Once you are hooked on orienteering, or indeed even if you only run occasionally, there are many ways in which you can get more involved in the sport, and can give something back to the club and your fellow orienteers. With the exception of orienteering map making, which is done by both amateurs and professionals alike, almost all of the work to plan and run orienteering events is carried out by local volunteers. Without them there would be no orienteering, and volunteering is a great way both to learn more about orienteering, and to give something back to the sport.

For most events there are three key roles. The Organiser has overall responsibility for the event, and looks after all of the administrative and logistic work required to make it happen. The Planner is responsible for designing the courses to be set out for the event, putting out the controls, and making sure the map accurately reflects the terrain, vegetation and so on. The Controller acts as ‘the competitor’s friend’; he/she is responsible for ensuring that the courses are fair, that they conform to the standards laid down by British Orienteering, and that they have been correctly set out.

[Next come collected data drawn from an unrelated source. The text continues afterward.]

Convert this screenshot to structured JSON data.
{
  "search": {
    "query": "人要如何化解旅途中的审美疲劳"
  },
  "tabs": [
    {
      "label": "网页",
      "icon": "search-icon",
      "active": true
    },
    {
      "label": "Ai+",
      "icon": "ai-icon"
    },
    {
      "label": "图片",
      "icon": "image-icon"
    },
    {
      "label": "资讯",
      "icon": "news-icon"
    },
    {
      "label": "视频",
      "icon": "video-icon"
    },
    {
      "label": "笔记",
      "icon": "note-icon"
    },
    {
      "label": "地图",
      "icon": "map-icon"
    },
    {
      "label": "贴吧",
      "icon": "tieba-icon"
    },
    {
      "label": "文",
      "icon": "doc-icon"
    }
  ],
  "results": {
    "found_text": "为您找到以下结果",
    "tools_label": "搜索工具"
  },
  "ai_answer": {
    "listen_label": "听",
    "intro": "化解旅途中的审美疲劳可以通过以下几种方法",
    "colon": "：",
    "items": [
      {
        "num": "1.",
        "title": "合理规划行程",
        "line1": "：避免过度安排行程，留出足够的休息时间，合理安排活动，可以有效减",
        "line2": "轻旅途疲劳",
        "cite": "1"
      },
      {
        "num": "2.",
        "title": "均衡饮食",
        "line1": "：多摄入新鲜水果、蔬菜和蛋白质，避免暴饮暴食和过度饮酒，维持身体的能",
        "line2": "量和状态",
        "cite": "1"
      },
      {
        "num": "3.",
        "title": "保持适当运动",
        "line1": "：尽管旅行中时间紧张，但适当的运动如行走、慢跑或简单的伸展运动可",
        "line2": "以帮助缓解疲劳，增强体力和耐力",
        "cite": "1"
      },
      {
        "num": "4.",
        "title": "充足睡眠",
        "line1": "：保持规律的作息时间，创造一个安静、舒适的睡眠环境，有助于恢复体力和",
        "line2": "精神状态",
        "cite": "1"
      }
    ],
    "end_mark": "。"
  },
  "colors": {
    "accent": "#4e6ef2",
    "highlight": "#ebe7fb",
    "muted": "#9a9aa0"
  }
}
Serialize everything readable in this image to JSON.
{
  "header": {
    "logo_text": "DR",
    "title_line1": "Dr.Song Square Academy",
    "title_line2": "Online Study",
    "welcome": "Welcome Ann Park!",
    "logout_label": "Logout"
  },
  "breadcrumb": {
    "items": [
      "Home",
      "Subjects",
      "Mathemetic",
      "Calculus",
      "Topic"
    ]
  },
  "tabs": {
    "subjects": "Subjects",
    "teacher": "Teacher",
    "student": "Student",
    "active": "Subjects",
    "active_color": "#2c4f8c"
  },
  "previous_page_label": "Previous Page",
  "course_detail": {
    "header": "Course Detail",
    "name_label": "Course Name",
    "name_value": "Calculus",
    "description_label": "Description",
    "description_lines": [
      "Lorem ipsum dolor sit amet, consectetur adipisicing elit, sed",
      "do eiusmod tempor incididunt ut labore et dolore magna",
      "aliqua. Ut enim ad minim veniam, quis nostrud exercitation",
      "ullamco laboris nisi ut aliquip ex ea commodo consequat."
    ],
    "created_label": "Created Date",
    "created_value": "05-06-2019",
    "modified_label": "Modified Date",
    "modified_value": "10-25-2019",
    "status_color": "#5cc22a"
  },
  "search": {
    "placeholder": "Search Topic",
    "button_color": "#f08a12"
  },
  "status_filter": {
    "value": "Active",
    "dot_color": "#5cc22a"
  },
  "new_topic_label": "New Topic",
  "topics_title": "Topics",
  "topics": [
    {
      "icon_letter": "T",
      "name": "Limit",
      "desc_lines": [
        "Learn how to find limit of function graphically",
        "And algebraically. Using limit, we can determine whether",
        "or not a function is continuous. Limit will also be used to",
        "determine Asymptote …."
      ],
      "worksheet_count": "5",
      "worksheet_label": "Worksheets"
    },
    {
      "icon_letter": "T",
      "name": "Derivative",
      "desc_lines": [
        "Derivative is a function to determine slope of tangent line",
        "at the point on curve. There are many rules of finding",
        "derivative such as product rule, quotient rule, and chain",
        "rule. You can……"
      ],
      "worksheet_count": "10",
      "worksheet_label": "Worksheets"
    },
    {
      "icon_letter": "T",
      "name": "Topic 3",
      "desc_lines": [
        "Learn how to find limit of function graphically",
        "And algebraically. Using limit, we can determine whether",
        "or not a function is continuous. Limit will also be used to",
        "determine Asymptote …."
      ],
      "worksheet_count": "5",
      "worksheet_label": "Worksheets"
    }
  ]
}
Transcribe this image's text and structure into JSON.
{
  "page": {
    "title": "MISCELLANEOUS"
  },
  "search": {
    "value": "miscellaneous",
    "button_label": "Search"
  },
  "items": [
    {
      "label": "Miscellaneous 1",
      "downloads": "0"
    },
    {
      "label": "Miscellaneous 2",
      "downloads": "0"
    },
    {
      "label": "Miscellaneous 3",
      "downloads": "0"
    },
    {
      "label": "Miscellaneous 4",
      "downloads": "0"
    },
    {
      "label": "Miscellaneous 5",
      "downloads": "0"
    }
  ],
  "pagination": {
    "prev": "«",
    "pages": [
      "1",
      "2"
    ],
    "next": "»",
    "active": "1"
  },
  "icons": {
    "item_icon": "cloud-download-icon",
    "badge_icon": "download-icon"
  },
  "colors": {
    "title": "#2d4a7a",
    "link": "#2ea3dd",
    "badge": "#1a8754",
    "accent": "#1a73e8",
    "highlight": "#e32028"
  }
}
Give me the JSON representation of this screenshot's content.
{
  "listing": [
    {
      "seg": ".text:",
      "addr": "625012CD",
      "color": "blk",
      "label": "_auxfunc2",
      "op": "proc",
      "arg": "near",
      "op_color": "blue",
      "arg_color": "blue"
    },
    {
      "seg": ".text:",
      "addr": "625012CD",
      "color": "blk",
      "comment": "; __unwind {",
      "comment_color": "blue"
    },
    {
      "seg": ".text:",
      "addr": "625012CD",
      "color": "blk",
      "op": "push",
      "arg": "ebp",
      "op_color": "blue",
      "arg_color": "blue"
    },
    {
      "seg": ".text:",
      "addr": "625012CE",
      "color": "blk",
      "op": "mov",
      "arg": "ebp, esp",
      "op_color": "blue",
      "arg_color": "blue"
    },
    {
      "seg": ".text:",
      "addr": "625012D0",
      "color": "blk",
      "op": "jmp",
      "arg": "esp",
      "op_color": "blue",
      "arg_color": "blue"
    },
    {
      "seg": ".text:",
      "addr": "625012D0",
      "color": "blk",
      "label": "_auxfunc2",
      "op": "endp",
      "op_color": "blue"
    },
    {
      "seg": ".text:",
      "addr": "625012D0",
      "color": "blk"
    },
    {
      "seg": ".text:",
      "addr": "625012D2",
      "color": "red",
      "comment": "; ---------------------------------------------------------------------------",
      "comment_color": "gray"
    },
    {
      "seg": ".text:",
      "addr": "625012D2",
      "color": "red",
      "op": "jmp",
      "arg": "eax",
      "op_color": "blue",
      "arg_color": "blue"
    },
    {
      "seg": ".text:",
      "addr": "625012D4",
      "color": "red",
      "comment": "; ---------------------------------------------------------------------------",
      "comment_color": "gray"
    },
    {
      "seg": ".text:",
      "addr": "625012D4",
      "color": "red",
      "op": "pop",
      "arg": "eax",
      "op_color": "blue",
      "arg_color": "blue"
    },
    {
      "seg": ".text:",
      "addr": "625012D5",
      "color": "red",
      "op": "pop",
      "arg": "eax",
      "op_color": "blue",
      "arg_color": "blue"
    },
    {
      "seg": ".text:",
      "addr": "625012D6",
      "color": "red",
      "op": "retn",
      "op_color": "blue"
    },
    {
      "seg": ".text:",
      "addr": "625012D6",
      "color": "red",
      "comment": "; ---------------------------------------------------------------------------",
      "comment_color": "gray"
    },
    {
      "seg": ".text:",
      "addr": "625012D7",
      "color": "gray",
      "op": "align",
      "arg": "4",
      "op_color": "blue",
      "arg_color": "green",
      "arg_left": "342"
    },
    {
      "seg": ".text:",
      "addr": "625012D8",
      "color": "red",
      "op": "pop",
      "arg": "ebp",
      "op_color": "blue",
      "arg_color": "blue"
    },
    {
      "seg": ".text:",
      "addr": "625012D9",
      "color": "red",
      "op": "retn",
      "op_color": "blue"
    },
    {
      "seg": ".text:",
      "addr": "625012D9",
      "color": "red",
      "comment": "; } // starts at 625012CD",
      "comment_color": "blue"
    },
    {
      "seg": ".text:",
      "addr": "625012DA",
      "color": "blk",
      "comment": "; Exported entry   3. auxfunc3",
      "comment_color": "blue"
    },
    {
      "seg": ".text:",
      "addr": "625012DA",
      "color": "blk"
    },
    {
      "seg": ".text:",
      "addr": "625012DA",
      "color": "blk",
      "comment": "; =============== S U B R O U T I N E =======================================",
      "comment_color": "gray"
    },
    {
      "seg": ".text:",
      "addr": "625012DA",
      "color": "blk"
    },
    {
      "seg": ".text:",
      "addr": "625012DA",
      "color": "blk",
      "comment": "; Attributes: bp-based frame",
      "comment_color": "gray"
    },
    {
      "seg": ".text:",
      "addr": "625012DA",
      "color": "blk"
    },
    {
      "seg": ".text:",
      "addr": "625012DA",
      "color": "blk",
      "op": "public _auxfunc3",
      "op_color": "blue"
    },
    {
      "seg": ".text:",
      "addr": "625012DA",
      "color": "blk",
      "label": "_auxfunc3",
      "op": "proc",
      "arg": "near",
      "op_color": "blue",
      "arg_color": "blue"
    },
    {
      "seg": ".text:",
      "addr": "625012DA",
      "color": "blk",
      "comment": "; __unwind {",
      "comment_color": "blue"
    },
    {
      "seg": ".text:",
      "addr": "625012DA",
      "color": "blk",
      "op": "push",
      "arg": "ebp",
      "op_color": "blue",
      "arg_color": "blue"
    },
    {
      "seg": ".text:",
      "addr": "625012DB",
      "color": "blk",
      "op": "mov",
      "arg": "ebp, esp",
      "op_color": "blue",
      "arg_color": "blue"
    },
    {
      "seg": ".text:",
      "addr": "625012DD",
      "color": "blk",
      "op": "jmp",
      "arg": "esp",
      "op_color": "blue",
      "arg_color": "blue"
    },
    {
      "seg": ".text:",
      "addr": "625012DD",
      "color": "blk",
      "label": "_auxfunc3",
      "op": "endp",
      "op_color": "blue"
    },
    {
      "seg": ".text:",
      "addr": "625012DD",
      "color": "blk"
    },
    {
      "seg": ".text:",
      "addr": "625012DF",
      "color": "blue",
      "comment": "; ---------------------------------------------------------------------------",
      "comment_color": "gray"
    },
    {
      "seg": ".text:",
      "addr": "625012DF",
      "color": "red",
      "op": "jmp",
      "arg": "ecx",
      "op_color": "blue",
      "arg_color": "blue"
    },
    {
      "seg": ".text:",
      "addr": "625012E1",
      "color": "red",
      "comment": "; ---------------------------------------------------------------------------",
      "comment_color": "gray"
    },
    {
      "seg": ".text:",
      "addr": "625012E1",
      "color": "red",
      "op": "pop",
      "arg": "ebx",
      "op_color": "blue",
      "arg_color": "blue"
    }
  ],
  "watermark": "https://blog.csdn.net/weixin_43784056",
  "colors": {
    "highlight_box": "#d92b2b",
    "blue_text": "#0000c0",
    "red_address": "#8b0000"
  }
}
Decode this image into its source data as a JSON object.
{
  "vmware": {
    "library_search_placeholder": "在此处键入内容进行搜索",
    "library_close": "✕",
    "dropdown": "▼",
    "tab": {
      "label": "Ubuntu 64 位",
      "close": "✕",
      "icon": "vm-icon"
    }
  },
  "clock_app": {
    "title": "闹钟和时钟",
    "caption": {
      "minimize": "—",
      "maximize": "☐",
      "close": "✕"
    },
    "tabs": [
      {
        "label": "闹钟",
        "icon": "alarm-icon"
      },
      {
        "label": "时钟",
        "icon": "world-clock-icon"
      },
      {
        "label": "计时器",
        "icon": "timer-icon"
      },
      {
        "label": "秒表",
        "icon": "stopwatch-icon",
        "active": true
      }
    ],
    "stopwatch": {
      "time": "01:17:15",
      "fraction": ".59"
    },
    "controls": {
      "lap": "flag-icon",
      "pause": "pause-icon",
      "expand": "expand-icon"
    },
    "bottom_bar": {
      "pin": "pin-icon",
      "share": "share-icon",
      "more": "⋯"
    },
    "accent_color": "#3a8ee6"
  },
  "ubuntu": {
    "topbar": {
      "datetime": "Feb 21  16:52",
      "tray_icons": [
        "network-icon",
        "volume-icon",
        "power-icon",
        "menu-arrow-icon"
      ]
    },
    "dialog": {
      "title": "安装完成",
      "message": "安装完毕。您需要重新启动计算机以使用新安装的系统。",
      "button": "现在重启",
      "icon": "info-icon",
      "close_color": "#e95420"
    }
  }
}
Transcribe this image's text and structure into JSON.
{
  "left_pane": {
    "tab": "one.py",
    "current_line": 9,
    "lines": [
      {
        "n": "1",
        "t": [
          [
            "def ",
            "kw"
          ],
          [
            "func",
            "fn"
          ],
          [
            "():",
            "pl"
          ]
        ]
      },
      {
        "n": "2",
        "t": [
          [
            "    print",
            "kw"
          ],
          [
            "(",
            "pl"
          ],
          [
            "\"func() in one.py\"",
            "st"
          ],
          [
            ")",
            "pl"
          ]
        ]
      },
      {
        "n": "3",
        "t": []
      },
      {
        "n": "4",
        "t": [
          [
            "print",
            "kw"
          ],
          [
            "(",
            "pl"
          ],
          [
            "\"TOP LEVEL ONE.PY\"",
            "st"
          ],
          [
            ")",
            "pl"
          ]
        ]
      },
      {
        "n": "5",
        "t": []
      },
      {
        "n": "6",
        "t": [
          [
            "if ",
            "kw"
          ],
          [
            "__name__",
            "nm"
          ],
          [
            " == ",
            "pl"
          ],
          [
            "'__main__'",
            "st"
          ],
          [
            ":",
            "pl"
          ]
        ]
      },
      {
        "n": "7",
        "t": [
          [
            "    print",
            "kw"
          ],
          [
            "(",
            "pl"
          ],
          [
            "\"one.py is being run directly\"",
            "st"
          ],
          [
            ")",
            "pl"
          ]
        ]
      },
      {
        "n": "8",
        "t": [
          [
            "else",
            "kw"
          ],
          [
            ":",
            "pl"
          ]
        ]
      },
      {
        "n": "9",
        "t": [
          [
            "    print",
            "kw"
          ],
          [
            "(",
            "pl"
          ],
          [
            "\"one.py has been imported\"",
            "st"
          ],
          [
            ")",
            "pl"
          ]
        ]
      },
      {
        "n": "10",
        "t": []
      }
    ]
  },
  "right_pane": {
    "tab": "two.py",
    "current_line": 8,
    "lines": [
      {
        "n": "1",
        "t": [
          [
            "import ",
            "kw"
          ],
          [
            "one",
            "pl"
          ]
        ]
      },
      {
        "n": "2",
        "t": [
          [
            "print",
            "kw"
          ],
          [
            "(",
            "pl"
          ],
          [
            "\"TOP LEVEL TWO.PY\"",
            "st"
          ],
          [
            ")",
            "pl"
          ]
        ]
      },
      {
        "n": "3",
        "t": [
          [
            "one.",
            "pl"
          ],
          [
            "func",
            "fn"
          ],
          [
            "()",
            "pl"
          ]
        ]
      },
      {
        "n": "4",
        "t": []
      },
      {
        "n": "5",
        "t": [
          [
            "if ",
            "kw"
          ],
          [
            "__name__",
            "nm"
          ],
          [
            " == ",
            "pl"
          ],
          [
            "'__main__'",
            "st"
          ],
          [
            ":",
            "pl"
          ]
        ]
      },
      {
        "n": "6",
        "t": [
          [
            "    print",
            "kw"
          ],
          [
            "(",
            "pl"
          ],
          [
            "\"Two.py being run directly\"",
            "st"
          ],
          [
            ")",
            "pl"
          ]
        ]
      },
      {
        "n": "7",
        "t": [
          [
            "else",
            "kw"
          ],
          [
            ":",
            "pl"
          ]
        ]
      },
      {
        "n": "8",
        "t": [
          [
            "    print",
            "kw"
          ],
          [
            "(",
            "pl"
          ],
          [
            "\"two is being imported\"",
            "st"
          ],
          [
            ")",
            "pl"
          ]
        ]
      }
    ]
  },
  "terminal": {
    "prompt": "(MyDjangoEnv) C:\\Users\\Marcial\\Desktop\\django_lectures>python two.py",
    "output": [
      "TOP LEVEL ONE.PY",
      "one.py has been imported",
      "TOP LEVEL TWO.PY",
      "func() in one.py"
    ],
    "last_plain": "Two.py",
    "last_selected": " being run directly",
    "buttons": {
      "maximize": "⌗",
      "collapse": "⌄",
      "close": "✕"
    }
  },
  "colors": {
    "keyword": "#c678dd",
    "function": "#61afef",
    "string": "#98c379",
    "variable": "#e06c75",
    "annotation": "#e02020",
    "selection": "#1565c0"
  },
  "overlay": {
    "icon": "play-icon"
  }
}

As well as these principal roles, many other jobs need to be done to put on a significant sized event, from car parking and road crossing marshalling to running the start, handling inquiries, and running the computerised timing and results processing systems. At the biggest events all club members need to get involved in helping with these tasks. Our small local events, however, are generally planned and run by two or three people, one person pretty much acting as Planner and Organiser, with some informal controlling support from others when required, and often from the mapping officer when he prints the maps. They are a great way to find out what is involved in putting on an orienteering event. You don’t need lots of experience or specialist knowledge; most of it is common sense, and there is plenty of help available in the form of other club members and the British Orienteering Rules and Guidelines for event organisation and planning. As soon as you have built a little confidence in orienteering, ask any of the organisers or helpers at an event how you can start to get involved.